Отец от огорчения стянул с головы берет и вытер лоб.
— Проводили сбор о недостатках, — сказала Галя, — и вот…
— Нет-нет, — заговорила опять Клавдия Васильевна, — с ними надо что-то делать.
Весь пятый «Ю» стоял сзади близнецов. Он тоже вышел уже на крыльцо с портфелями и кедами на длинных шнурках.
Екатерина Сергеевна спустилась с крыльца и незаметно приложила кофейник к нарисованным на «пикапе» бубликам. Поглядела сквозь очки.
Тётя Ася и дежурные по буфету вынесли кастрюли, бидон и ящики.
— Забирайте, — сказала она отцу. — Вместе с ними всё забирайте.
Это она имела в виду близнецов. Ей, конечно, очень хотелось сказать о ремне, но она нашла в себе силу воли и промолчала.

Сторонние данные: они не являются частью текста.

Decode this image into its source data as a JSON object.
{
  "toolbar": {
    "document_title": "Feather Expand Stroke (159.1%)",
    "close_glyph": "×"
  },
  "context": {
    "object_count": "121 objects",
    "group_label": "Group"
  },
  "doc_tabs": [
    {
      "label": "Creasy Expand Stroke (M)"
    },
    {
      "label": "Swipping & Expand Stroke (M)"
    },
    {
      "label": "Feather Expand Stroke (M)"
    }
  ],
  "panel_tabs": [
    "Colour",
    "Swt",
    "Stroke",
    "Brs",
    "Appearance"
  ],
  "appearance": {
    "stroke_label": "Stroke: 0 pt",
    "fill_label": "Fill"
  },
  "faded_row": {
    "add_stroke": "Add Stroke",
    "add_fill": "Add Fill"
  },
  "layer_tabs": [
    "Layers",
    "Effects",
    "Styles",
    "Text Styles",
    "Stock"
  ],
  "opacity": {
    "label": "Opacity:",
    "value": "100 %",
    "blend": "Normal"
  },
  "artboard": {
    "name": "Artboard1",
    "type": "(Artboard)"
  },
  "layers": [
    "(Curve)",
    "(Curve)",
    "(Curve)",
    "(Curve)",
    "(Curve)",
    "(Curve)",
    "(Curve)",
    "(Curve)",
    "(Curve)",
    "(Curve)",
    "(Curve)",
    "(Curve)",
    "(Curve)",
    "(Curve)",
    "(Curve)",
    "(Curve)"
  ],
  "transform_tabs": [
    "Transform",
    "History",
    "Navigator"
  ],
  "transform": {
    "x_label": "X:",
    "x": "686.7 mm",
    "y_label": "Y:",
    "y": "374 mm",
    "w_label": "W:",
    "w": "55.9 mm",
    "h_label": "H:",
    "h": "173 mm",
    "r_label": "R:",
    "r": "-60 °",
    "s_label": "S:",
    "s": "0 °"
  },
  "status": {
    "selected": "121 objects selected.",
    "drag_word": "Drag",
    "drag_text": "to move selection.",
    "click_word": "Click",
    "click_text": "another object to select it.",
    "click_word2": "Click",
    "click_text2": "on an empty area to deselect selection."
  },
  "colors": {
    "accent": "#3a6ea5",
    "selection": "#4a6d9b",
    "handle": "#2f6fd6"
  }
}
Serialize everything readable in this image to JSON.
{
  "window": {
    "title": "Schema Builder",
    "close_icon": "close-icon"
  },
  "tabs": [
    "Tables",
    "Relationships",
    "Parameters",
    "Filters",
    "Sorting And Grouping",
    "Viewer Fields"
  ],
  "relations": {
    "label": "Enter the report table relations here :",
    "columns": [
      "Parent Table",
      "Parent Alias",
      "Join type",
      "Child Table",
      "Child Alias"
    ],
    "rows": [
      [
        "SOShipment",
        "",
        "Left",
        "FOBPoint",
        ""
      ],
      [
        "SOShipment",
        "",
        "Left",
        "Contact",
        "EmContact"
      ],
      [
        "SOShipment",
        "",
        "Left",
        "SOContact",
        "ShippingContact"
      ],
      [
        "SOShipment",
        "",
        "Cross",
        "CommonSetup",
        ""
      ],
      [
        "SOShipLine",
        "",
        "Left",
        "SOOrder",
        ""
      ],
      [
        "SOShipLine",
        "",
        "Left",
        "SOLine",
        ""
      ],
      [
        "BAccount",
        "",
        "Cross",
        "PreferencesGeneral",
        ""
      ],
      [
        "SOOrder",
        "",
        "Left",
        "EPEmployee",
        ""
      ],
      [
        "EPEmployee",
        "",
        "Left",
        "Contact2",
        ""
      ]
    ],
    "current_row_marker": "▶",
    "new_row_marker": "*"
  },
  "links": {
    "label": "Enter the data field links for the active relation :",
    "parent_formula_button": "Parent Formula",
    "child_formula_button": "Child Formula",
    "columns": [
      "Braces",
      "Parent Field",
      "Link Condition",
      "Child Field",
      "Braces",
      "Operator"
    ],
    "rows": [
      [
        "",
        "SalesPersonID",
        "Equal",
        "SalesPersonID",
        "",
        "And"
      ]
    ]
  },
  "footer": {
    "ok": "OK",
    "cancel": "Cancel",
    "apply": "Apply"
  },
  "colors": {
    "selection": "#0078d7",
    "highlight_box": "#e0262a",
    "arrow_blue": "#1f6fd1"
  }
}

Отец надел свой берет «Мостранс». Открыл задние дверцы «пикапа» и положил внутрь посуду и ящики. Потом затолкнул сыновей — одного сына и другого.
Галя сказала остальным ребятам, что они тоже могут идти домой: сбор сорван и проводить она его не будет — слишком много недостатков в один день. Батурин Вадька и Ковылкин стояли без пуговиц. Дед Валерий поглядел на них и окончательно решил, что «молнии» — это не только модно, но и практично.
Маруся, уже с опрятной косой, подвязанной петелькой, подхватила одну из колясок.
— Скажите маме, что я его забрала. — И она кивнула деду Валерию.
В коляске лежал Марусин брат, густо измазанный зелёнкой. Маруся положила к брату портфель и покатила коляску.
Шустиков-папа завёл мотор, и автомобиль тоже тронулся с места.
Екатерина Сергеевна осталась с кофейником без бубликов, но по её лицу видно было, что она приняла какое-то решение.
Ребята попрощались со всеми и пошли вдоль переулка, две партии — Славкина и Стаськина. Одна партия по одной стороне переулка, другая — по другой. Рим и Карфаген, «Алая роза» и «Белая».
Выпрямились заборы и деревья. Дома перестали держать свои трубы. С облегчением улеглись крышки на колодцах. К луже вернулись воробьи. Осторожно поглядывают на школу: тишина в школе — вещь хрупкая, обманчивая.
Автомобиль едет по улицам Москвы.
Шустиков-папа сидит за рулём грустный. С чего быть весёлым?
Сыновья дерутся. И нет этому конца. Теперь огорчится мама. Она тоже устала от этих драк.